Apologies for tagging into this conversation, and I will be happily directed to a better resource, but I would like to run the code below in a CoLab notebook :

vertexai.init(project="your-project", location="us-central1")
parameters = {
    "temperature": 0.2,
    "max_output_tokens": 256,
    "top_p": 0.8,
    "top_k": 40
}

In the billing section of my project, I can see that the API has one request processed (because I asked a test query), and I would like to scale this up to the research question. But before I launch a program to ask many questions I would like to know if there is a way to estimate the costs (if there are costs) when the model is ran on a pre-trained model and I am only requesting information. 
The program would loop over all countries globally, and for selected universities retrieve the module information for the program related to the research topic, to give an idea and context to my question about costs. 

Thanks in advance for helping getting my bearing in this new domain.

A token is about 4 characters. 100 tokens is about 60-80 words in English.

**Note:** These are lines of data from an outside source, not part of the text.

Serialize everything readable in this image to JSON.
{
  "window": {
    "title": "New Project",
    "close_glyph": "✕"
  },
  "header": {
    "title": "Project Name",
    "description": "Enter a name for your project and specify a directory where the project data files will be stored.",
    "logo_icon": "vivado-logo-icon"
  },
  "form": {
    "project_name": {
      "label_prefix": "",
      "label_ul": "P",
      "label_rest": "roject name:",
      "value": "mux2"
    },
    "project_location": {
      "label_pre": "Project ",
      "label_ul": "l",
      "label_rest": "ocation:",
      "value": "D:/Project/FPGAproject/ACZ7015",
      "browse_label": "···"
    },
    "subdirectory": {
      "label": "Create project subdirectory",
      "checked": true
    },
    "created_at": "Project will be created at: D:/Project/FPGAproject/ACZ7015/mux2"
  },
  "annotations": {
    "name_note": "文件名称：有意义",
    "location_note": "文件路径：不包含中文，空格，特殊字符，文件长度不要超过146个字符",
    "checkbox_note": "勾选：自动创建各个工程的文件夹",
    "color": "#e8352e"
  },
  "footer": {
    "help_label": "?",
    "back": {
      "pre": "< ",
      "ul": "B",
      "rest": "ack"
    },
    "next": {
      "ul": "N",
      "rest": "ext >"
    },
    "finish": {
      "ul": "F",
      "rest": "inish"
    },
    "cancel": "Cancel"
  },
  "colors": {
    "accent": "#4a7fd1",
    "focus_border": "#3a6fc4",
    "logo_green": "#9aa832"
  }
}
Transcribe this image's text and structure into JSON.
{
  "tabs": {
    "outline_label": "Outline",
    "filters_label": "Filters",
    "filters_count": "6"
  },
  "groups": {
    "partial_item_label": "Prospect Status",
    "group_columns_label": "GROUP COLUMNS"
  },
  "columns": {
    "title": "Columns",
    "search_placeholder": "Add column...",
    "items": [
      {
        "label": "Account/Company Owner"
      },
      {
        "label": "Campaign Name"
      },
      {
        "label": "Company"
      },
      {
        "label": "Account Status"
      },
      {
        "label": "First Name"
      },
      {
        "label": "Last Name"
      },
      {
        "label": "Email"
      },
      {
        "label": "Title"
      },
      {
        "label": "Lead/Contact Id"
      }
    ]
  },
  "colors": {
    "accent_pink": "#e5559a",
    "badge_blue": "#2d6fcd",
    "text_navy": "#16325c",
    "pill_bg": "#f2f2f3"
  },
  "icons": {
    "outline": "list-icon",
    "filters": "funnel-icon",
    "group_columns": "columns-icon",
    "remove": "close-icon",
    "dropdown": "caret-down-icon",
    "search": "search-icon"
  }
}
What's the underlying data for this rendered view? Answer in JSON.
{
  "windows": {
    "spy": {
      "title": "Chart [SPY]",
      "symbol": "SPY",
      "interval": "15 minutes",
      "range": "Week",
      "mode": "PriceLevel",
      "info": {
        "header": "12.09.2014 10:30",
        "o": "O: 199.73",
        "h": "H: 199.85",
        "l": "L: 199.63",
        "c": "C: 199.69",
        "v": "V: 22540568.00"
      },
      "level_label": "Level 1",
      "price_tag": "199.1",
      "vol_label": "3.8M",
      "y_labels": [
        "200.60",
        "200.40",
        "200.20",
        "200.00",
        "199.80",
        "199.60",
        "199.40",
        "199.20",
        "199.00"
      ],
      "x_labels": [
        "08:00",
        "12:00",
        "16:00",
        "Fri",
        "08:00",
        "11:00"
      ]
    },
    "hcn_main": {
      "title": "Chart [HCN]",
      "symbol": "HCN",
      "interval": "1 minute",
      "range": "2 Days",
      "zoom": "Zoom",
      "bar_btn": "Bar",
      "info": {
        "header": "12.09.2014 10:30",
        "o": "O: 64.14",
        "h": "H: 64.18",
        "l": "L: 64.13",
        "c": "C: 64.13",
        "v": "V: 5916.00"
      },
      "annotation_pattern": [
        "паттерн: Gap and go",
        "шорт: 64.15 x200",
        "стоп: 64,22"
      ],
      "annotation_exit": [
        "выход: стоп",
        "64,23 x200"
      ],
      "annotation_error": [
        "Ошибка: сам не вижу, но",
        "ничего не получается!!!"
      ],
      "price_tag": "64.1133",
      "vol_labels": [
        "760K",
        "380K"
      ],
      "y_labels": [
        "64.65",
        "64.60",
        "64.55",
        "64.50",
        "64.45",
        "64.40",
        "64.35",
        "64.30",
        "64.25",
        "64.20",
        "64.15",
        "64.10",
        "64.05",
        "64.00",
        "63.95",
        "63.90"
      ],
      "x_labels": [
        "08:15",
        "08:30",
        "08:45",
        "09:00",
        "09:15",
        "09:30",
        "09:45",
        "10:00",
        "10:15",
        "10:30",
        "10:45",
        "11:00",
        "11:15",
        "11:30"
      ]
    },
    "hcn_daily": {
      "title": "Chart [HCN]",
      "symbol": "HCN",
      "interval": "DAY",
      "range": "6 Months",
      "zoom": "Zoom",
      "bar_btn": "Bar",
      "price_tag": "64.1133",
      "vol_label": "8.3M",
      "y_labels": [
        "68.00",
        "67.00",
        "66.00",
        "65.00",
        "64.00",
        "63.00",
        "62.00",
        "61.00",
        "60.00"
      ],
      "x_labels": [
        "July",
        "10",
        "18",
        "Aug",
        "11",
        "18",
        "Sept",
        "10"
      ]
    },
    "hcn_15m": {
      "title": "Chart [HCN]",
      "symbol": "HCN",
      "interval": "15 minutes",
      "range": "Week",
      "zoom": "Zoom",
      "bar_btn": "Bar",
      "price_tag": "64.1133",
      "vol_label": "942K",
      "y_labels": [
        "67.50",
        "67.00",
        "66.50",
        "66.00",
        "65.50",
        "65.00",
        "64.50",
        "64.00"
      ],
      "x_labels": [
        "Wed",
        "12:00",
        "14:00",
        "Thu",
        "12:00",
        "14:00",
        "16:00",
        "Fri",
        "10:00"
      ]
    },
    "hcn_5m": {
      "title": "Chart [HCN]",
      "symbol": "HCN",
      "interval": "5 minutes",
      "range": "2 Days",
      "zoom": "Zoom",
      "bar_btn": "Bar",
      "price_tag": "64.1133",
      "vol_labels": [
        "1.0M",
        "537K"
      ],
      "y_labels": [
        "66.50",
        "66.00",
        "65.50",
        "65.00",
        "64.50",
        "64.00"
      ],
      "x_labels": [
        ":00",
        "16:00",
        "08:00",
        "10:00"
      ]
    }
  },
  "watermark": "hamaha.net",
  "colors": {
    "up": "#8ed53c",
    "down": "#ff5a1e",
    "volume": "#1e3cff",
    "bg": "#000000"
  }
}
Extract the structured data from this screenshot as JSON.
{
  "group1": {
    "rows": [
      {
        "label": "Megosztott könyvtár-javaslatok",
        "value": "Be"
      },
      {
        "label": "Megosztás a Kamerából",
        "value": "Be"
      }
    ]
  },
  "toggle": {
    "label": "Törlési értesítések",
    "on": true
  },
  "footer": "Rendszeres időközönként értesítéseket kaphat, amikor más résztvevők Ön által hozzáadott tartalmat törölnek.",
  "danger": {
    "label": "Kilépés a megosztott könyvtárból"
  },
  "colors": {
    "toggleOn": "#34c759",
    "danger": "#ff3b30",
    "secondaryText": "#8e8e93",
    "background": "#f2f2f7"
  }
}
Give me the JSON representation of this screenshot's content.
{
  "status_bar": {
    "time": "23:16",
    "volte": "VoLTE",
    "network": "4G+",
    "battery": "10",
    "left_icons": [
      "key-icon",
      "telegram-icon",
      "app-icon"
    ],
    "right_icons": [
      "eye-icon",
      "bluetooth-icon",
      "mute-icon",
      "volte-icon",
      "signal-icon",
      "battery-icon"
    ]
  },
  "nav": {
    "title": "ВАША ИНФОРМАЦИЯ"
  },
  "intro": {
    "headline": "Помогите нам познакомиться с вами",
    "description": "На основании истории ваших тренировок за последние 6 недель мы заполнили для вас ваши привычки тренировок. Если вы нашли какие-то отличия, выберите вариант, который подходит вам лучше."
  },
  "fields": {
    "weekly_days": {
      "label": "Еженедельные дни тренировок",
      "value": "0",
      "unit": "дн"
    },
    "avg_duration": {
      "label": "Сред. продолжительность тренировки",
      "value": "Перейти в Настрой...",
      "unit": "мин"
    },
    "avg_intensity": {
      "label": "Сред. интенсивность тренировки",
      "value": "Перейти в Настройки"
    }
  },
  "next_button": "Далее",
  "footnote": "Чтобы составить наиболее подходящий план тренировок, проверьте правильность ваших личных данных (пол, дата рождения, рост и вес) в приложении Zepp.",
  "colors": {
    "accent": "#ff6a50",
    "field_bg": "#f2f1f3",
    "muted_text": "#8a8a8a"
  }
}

The billing is done through counting tokens. You could count words then roughly multiply by 2, then lookup the billing price.

Thanks @shawnma , 
That link is very useful, I missed the count when I visited the page earlier.

I ran a test over the first level of the lookup by using another program, and retrieving a list of countries based on the sub-region (that's a loop of 21 entities), just as a test to confirm that I can use LLM to get lists of information I need, I ended up with ~3000 words (roughly), and this is for a known set of ~200 countries. LLM give more data back than required, but this is to be expected. 
So these first 21 questions are costing me ~4500 tokens (100 tokens for 70 words * 3000 words), and then I found that it costs $0.0010 per 1000 characters, which means that getting a country list would cost me ~0.017 USD (very roughly estimated)? Just to understand the mathematics. 

Getting the educational instituted per country specialised in the topic will be highly variable, most likely from none to 8, but their names are also not standardized, so capping would be dangerous.

What would be the best strategy to get a comprehensive list which is not breaking the bank?

Oh, it is charging based on characters, that's easier to understand than tokens. Just ignore tokens in my previous note.

count your characters and do a math...your post has about 1000 chars, which will cost you 1/10 cent.

I found this link: https://cloud.google.com/vertex-ai/pricing

Example cost calculation

If a user sends five separate requests to the PaLM Text Bison model, and each request has a 200-character input and 400-character output, the total charge is calculated as follows:

 
Input cost:
200 input characters x 5 prompts = 1,000 total input characters;
1,000 total input characters x ($0.001 / 1000) = $0.001 input cost.

Output cost:
400 output characters x 5 prompts = 2,000 total output characters;
2,000 total output characters x ($0.001 / 1000) = $0.002 output cost.

Total cost:
$0.001 input cost + $0.002 output cost = $0.003 total cost.

These are reasonable prices, I am just a bit worried that letting the program loose on the module descriptions it could spin out of control quickly. 

Hi, Thanks for the responses. Is there currently a good way to track and record training and validation loss during and/or after fine-tuning? It would be helpful for comparing different training data sets and/or parameter settings, and also deciding how long to continue training.